In relazione alle ultime dichiarazioni sui cambiamenti del Pentagono, oggi significativamente rinominato “Dipartimento della Guerra” e in collaborazione con l’attuale Segretario alla Guerra, Pete Hegseth, emergono linee guida che segnano una svolta nella visione militare americana. Non si tratta soltanto di riforme tecniche, ma di una vera e propria rifondazione ideologica delle forze armate, ispirata a l’ antico principio romano che la pace si mantiene preparandosi alla guerra. .
Ristrutturazione e sfoltimento in base all’idoneità al combattimento. L’amministrazione Trump punta a ripristinare un esercito “pronto alla guerra”, epurando ciò che viene percepito come elemento di indebolimento interno Eliminazione della così detta “cultura woke”, ossia dell’eccessiva apparente correttezza: sia Trump che Hegseth ritengono che la diffusione del politically correct nelle forze armate abbia portato a una sorta di “decadenza morale”, incompatibile con la prontezza bellica. L’obiettivo è quindi eliminare ogni forma di sensibilità ideologica o culturale che possa ostacolare la disciplina militare. Oltre questo,
la revisione degli standard psicofisici. Infatti, Hegseth sostiene che occorra “ripulire” l’esercito da chi non è pienamente idoneo al combattimento, riportando la selezione ai parametri più alti.
Anche gli standard al combattimento dovranno essere rigorosi e unici, senza differenze di genere maschile o femminile. Se alcune categorie non potranno raggiungerli, la loro esclusione sarà considerata prezzo necessario alla piena efficienza operativa.

Il ritorno dello “spirito guerriero” – La ridenominazione del Pentagono in “Dipartimento della Guerra” ha un valore simbolico e politico. Trump intende riaffermare che il compito dell’esercito non è più la difesa passiva, ma la preparazione e la vittoria. La nuova dottrina, infatti, privilegia la sicurezza interna e la protezione del territorio urbano, fino a suggerire in modo provocatorio, l’utilizzo delle grandi città come campi di addestramento.

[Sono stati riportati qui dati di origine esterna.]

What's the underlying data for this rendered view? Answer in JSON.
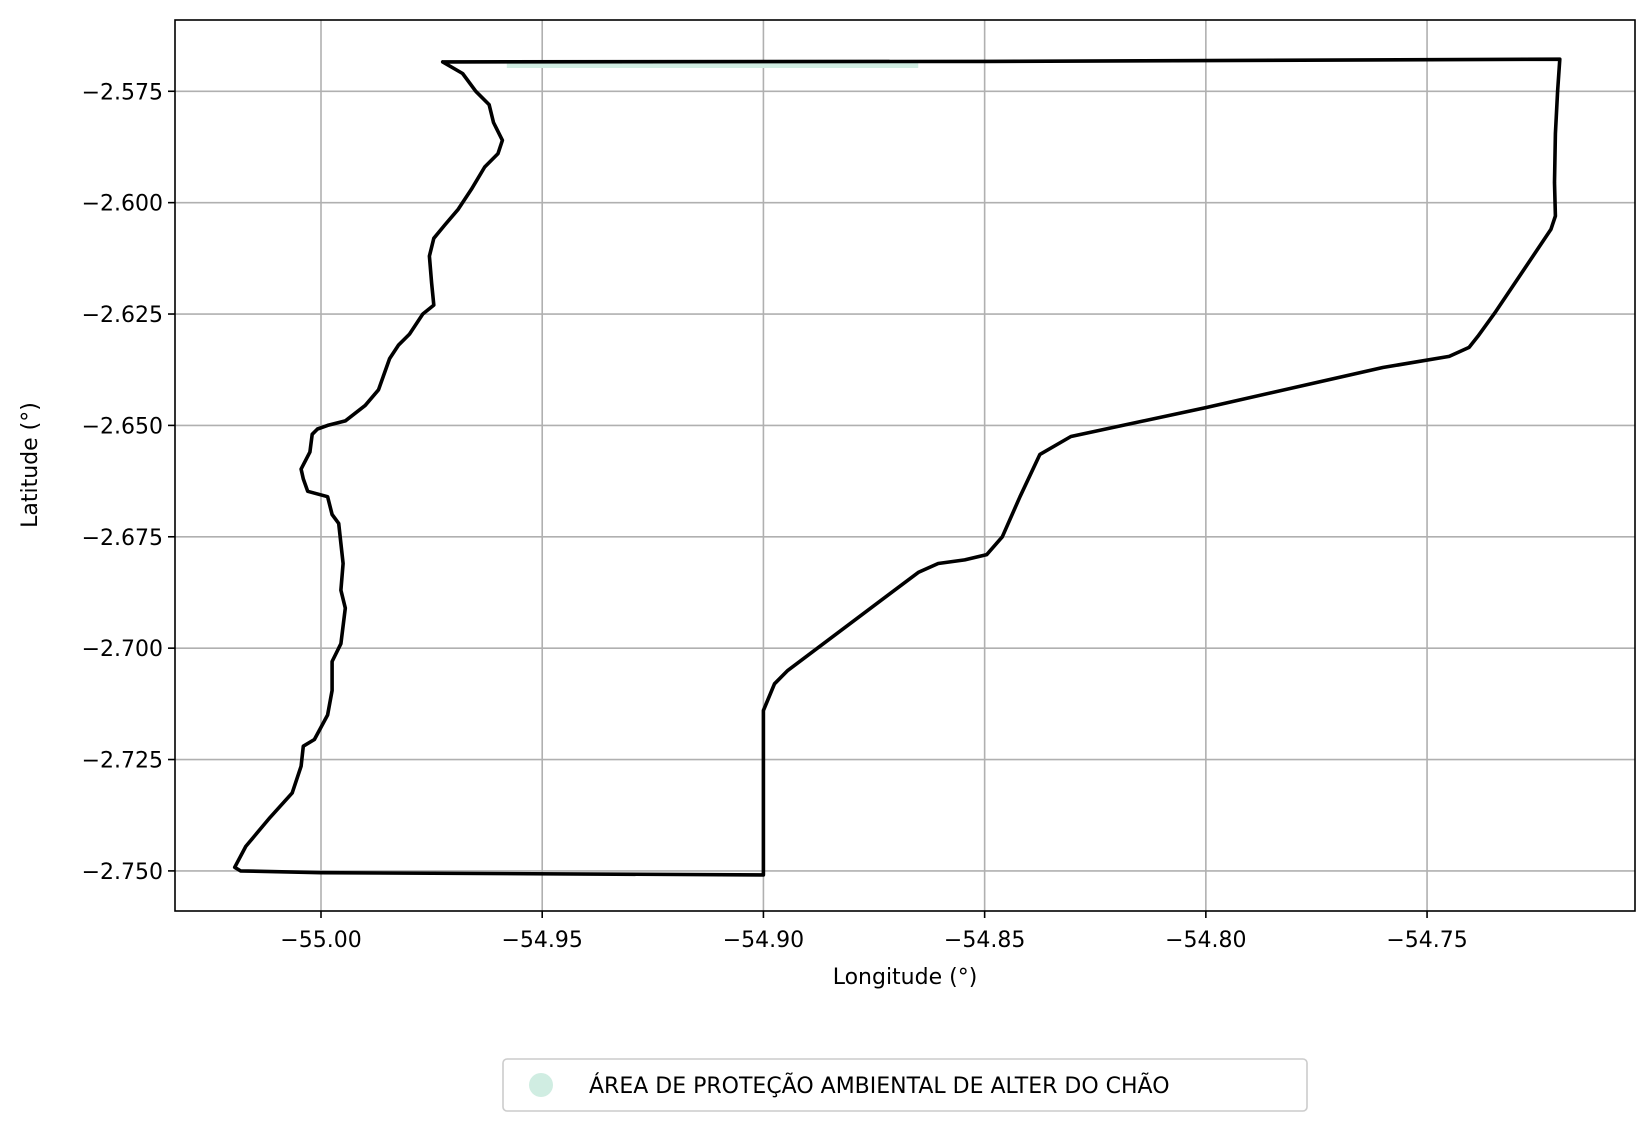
{
  "chart_data": {
    "type": "map",
    "xlabel": "Longitude (°)",
    "ylabel": "Latitude (°)",
    "xlim": [
      -55.033,
      -54.703
    ],
    "ylim": [
      -2.759,
      -2.559
    ],
    "grid": true,
    "x_ticks": [
      -55.0,
      -54.95,
      -54.9,
      -54.85,
      -54.8,
      -54.75
    ],
    "x_tick_labels": [
      "−55.00",
      "−54.95",
      "−54.90",
      "−54.85",
      "−54.80",
      "−54.75"
    ],
    "y_ticks": [
      -2.575,
      -2.6,
      -2.625,
      -2.65,
      -2.675,
      -2.7,
      -2.725,
      -2.75
    ],
    "y_tick_labels": [
      "−2.575",
      "−2.600",
      "−2.625",
      "−2.650",
      "−2.675",
      "−2.700",
      "−2.725",
      "−2.750"
    ],
    "boundary": {
      "stroke": "#000000",
      "points": [
        [
          -54.9725,
          -2.5684
        ],
        [
          -54.85,
          -2.5683
        ],
        [
          -54.72,
          -2.5678
        ],
        [
          -54.7205,
          -2.575
        ],
        [
          -54.721,
          -2.5845
        ],
        [
          -54.7212,
          -2.5955
        ],
        [
          -54.721,
          -2.603
        ],
        [
          -54.722,
          -2.606
        ],
        [
          -54.7345,
          -2.6245
        ],
        [
          -54.7385,
          -2.63
        ],
        [
          -54.7405,
          -2.6325
        ],
        [
          -54.745,
          -2.6345
        ],
        [
          -54.76,
          -2.637
        ],
        [
          -54.8,
          -2.646
        ],
        [
          -54.8305,
          -2.6525
        ],
        [
          -54.8375,
          -2.6565
        ],
        [
          -54.842,
          -2.666
        ],
        [
          -54.846,
          -2.675
        ],
        [
          -54.8495,
          -2.679
        ],
        [
          -54.8545,
          -2.6802
        ],
        [
          -54.8605,
          -2.681
        ],
        [
          -54.865,
          -2.683
        ],
        [
          -54.8945,
          -2.705
        ],
        [
          -54.8975,
          -2.708
        ],
        [
          -54.9,
          -2.714
        ],
        [
          -54.9,
          -2.7509
        ],
        [
          -55.0,
          -2.7504
        ],
        [
          -55.0182,
          -2.75
        ],
        [
          -55.0195,
          -2.7492
        ],
        [
          -55.017,
          -2.7445
        ],
        [
          -55.0115,
          -2.738
        ],
        [
          -55.0065,
          -2.7325
        ],
        [
          -55.0045,
          -2.7265
        ],
        [
          -55.004,
          -2.722
        ],
        [
          -55.0015,
          -2.7205
        ],
        [
          -54.9985,
          -2.715
        ],
        [
          -54.9975,
          -2.7095
        ],
        [
          -54.9975,
          -2.703
        ],
        [
          -54.9955,
          -2.699
        ],
        [
          -54.9945,
          -2.691
        ],
        [
          -54.9955,
          -2.687
        ],
        [
          -54.995,
          -2.681
        ],
        [
          -54.9955,
          -2.6765
        ],
        [
          -54.996,
          -2.672
        ],
        [
          -54.9975,
          -2.67
        ],
        [
          -54.9985,
          -2.666
        ],
        [
          -55.003,
          -2.6648
        ],
        [
          -55.004,
          -2.662
        ],
        [
          -55.0045,
          -2.6598
        ],
        [
          -55.0025,
          -2.656
        ],
        [
          -55.002,
          -2.652
        ],
        [
          -55.0008,
          -2.6508
        ],
        [
          -54.9985,
          -2.65
        ],
        [
          -54.9945,
          -2.649
        ],
        [
          -54.99,
          -2.6455
        ],
        [
          -54.987,
          -2.642
        ],
        [
          -54.9845,
          -2.635
        ],
        [
          -54.9825,
          -2.632
        ],
        [
          -54.98,
          -2.6295
        ],
        [
          -54.977,
          -2.625
        ],
        [
          -54.9745,
          -2.623
        ],
        [
          -54.975,
          -2.618
        ],
        [
          -54.9755,
          -2.612
        ],
        [
          -54.9745,
          -2.608
        ],
        [
          -54.972,
          -2.605
        ],
        [
          -54.969,
          -2.6015
        ],
        [
          -54.966,
          -2.597
        ],
        [
          -54.963,
          -2.592
        ],
        [
          -54.96,
          -2.589
        ],
        [
          -54.959,
          -2.586
        ],
        [
          -54.961,
          -2.582
        ],
        [
          -54.962,
          -2.578
        ],
        [
          -54.965,
          -2.575
        ],
        [
          -54.968,
          -2.571
        ],
        [
          -54.9725,
          -2.5684
        ]
      ]
    },
    "highlight_strip": {
      "color": "#d0ede2",
      "x": [
        -54.958,
        -54.865
      ],
      "y": -2.5692
    },
    "legend": {
      "placement": "bottom-center",
      "marker_color": "#d0ede2",
      "label": "ÁREA DE PROTEÇÃO AMBIENTAL DE ALTER DO CHÃO"
    }
  }
}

In questa visione, l’antico principio romano “Se voi la pace prepara la guerra”, torna a essere la formula centrale. Trump sembra voler trasformare gli Stati Uniti in una “nuova Roma”, una potenza civile e militare destinata a garantire ordine e prosperità a chi ne accetta la guida; non una potenza imperialista nel senso ottocentesco, ma una potenza ordinatrice, che attraverso la preparazione militare e la fermezza morale ritiene di poter assicurare la pace
L’esercito come strumento militare e politico – La linea di Hegseth e Trump non si limita a riforme amministrative. È anche un progetto di omogeneità ideologica. L’esercito viene concepito come una milizia di patrioti, non più neutrale rispetto alla leadership politica. Secondo Trump, l’apparato militare deve poter intervenire contro minacce interne ed esterne, dai cartelli della droga ai flussi migratori incontrollati. Per quanto riguarda il convincimento al cambiamento sono previste purghe ai vertici. Trump ha infatti dichiarato che continuerà a licenziare i vertici militari che non condividono la sua visione strategica, insistendo sulla necessità di “fedeltà e adesione alla linea del Comandante in Capo”

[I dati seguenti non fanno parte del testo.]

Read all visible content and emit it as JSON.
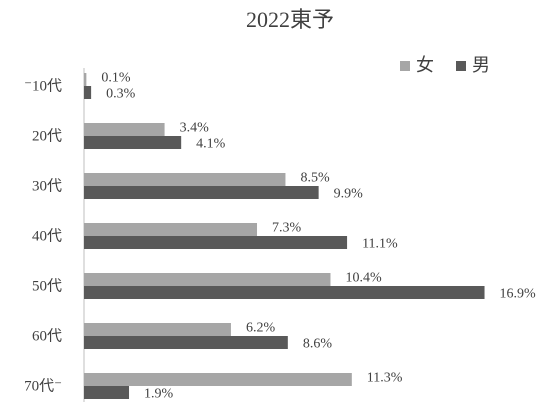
{
  "chart_data": {
    "type": "bar",
    "orientation": "horizontal",
    "title": "2022東予",
    "categories": [
      "⁻10代",
      "20代",
      "30代",
      "40代",
      "50代",
      "60代",
      "70代⁻"
    ],
    "series": [
      {
        "name": "女",
        "color": "#a6a6a6",
        "values": [
          0.1,
          3.4,
          8.5,
          7.3,
          10.4,
          6.2,
          11.3
        ],
        "value_labels": [
          "0.1%",
          "3.4%",
          "8.5%",
          "7.3%",
          "10.4%",
          "6.2%",
          "11.3%"
        ]
      },
      {
        "name": "男",
        "color": "#595959",
        "values": [
          0.3,
          4.1,
          9.9,
          11.1,
          16.9,
          8.6,
          1.9
        ],
        "value_labels": [
          "0.3%",
          "4.1%",
          "9.9%",
          "11.1%",
          "16.9%",
          "8.6%",
          "1.9%"
        ]
      }
    ],
    "legend": "top-right"
  }
}
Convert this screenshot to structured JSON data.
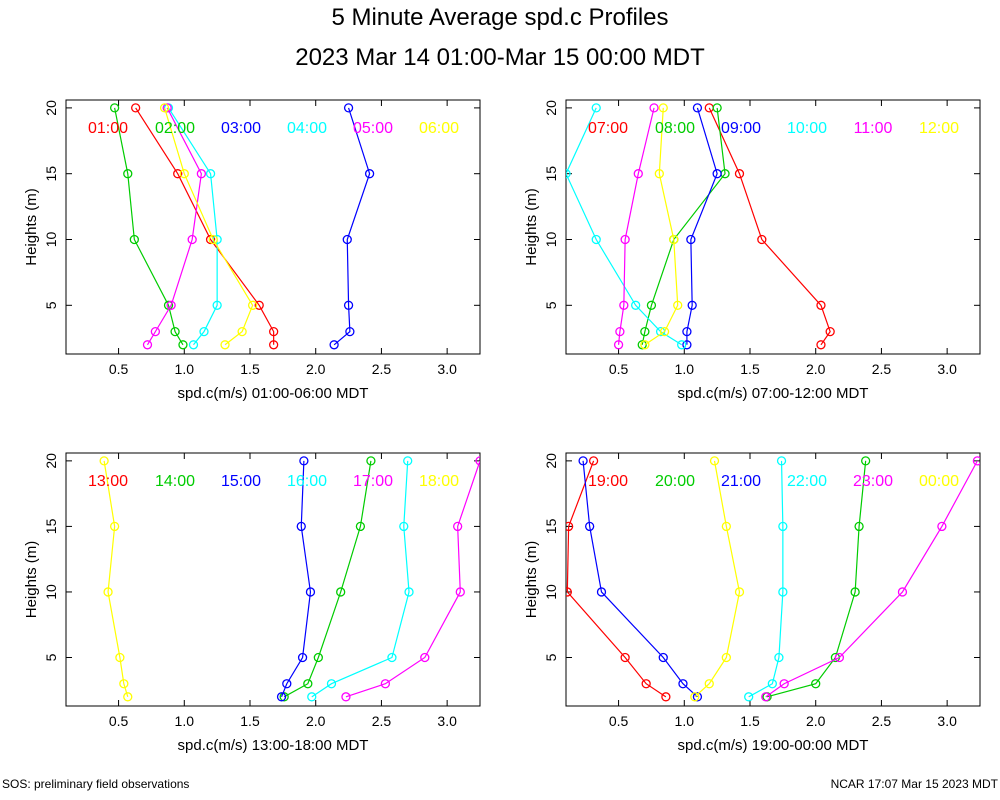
{
  "title": "5 Minute Average spd.c Profiles",
  "subtitle": "2023 Mar 14 01:00-Mar 15 00:00 MDT",
  "footer": {
    "left": "SOS: preliminary field observations",
    "right": "NCAR 17:07 Mar 15 2023 MDT"
  },
  "colors": [
    "#ff0000",
    "#00cc00",
    "#0000ff",
    "#00ffff",
    "#ff00ff",
    "#ffff00"
  ],
  "chart_data": [
    {
      "type": "line",
      "xlabel": "spd.c(m/s) 01:00-06:00 MDT",
      "ylabel": "Heights (m)",
      "xlim": [
        0.1,
        3.25
      ],
      "ylim": [
        1.3,
        20.6
      ],
      "xticks": [
        0.5,
        1.0,
        1.5,
        2.0,
        2.5,
        3.0
      ],
      "xtick_labels": [
        "0.5",
        "1.0",
        "1.5",
        "2.0",
        "2.5",
        "3.0"
      ],
      "yticks": [
        5,
        10,
        15,
        20
      ],
      "ytick_labels": [
        "5",
        "10",
        "15",
        "20"
      ],
      "heights": [
        2,
        3,
        5,
        10,
        15,
        20
      ],
      "series": [
        {
          "name": "01:00",
          "values": [
            1.68,
            1.68,
            1.57,
            1.2,
            0.95,
            0.63
          ]
        },
        {
          "name": "02:00",
          "values": [
            0.99,
            0.93,
            0.88,
            0.62,
            0.57,
            0.47
          ]
        },
        {
          "name": "03:00",
          "values": [
            2.14,
            2.26,
            2.25,
            2.24,
            2.41,
            2.25
          ]
        },
        {
          "name": "04:00",
          "values": [
            1.07,
            1.15,
            1.25,
            1.25,
            1.2,
            0.88
          ]
        },
        {
          "name": "05:00",
          "values": [
            0.72,
            0.78,
            0.9,
            1.06,
            1.13,
            0.87
          ]
        },
        {
          "name": "06:00",
          "values": [
            1.31,
            1.44,
            1.52,
            1.22,
            1.0,
            0.85
          ]
        }
      ]
    },
    {
      "type": "line",
      "xlabel": "spd.c(m/s) 07:00-12:00 MDT",
      "ylabel": "Heights (m)",
      "xlim": [
        0.1,
        3.25
      ],
      "ylim": [
        1.3,
        20.6
      ],
      "xticks": [
        0.5,
        1.0,
        1.5,
        2.0,
        2.5,
        3.0
      ],
      "xtick_labels": [
        "0.5",
        "1.0",
        "1.5",
        "2.0",
        "2.5",
        "3.0"
      ],
      "yticks": [
        5,
        10,
        15,
        20
      ],
      "ytick_labels": [
        "5",
        "10",
        "15",
        "20"
      ],
      "heights": [
        2,
        3,
        5,
        10,
        15,
        20
      ],
      "series": [
        {
          "name": "07:00",
          "values": [
            2.04,
            2.11,
            2.04,
            1.59,
            1.42,
            1.19
          ]
        },
        {
          "name": "08:00",
          "values": [
            0.68,
            0.7,
            0.75,
            0.92,
            1.31,
            1.25
          ]
        },
        {
          "name": "09:00",
          "values": [
            1.02,
            1.02,
            1.06,
            1.05,
            1.25,
            1.1
          ]
        },
        {
          "name": "10:00",
          "values": [
            0.98,
            0.82,
            0.63,
            0.33,
            0.1,
            0.33
          ]
        },
        {
          "name": "11:00",
          "values": [
            0.5,
            0.51,
            0.54,
            0.55,
            0.65,
            0.77
          ]
        },
        {
          "name": "12:00",
          "values": [
            0.7,
            0.85,
            0.95,
            0.92,
            0.81,
            0.84
          ]
        }
      ]
    },
    {
      "type": "line",
      "xlabel": "spd.c(m/s) 13:00-18:00 MDT",
      "ylabel": "Heights (m)",
      "xlim": [
        0.1,
        3.25
      ],
      "ylim": [
        1.3,
        20.6
      ],
      "xticks": [
        0.5,
        1.0,
        1.5,
        2.0,
        2.5,
        3.0
      ],
      "xtick_labels": [
        "0.5",
        "1.0",
        "1.5",
        "2.0",
        "2.5",
        "3.0"
      ],
      "yticks": [
        5,
        10,
        15,
        20
      ],
      "ytick_labels": [
        "5",
        "10",
        "15",
        "20"
      ],
      "heights": [
        2,
        3,
        5,
        10,
        15,
        20
      ],
      "series": [
        {
          "name": "13:00",
          "values": [
            null,
            null,
            null,
            null,
            null,
            null
          ]
        },
        {
          "name": "14:00",
          "values": [
            1.76,
            1.94,
            2.02,
            2.19,
            2.34,
            2.42
          ]
        },
        {
          "name": "15:00",
          "values": [
            1.74,
            1.78,
            1.9,
            1.96,
            1.89,
            1.91
          ]
        },
        {
          "name": "16:00",
          "values": [
            1.97,
            2.12,
            2.58,
            2.71,
            2.67,
            2.7
          ]
        },
        {
          "name": "17:00",
          "values": [
            2.23,
            2.53,
            2.83,
            3.1,
            3.08,
            3.25
          ]
        },
        {
          "name": "18:00",
          "values": [
            0.57,
            0.54,
            0.51,
            0.42,
            0.47,
            0.39
          ]
        }
      ]
    },
    {
      "type": "line",
      "xlabel": "spd.c(m/s) 19:00-00:00 MDT",
      "ylabel": "Heights (m)",
      "xlim": [
        0.1,
        3.25
      ],
      "ylim": [
        1.3,
        20.6
      ],
      "xticks": [
        0.5,
        1.0,
        1.5,
        2.0,
        2.5,
        3.0
      ],
      "xtick_labels": [
        "0.5",
        "1.0",
        "1.5",
        "2.0",
        "2.5",
        "3.0"
      ],
      "yticks": [
        5,
        10,
        15,
        20
      ],
      "ytick_labels": [
        "5",
        "10",
        "15",
        "20"
      ],
      "heights": [
        2,
        3,
        5,
        10,
        15,
        20
      ],
      "series": [
        {
          "name": "19:00",
          "values": [
            0.86,
            0.71,
            0.55,
            0.11,
            0.12,
            0.31
          ]
        },
        {
          "name": "20:00",
          "values": [
            1.63,
            2.0,
            2.15,
            2.3,
            2.33,
            2.38
          ]
        },
        {
          "name": "21:00",
          "values": [
            1.1,
            0.99,
            0.84,
            0.37,
            0.28,
            0.23
          ]
        },
        {
          "name": "22:00",
          "values": [
            1.49,
            1.67,
            1.72,
            1.75,
            1.75,
            1.74
          ]
        },
        {
          "name": "23:00",
          "values": [
            1.62,
            1.76,
            2.18,
            2.66,
            2.96,
            3.23
          ]
        },
        {
          "name": "00:00",
          "values": [
            1.08,
            1.19,
            1.32,
            1.42,
            1.32,
            1.23
          ]
        }
      ]
    }
  ]
}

Una visione imperiale senza impero – L’ intera dottrina che si va delineando si fonda su un’idea classica, in parte rievocata dalla storia di Roma: la pace non nasce dal disarmo, ma dall’equilibrio della forza. L’America di Trump vuole essere il garante di quell’equilibrio, ponendosi come un impero morale e strategico del mondo occidentale. È una visione che affascina e inquieta insieme: evoca la grandezza romana, ma ne rievoca anche i rischi, quelli di una civiltà che, per mantenere la pace, dovette sempre essere pronta alla guerra.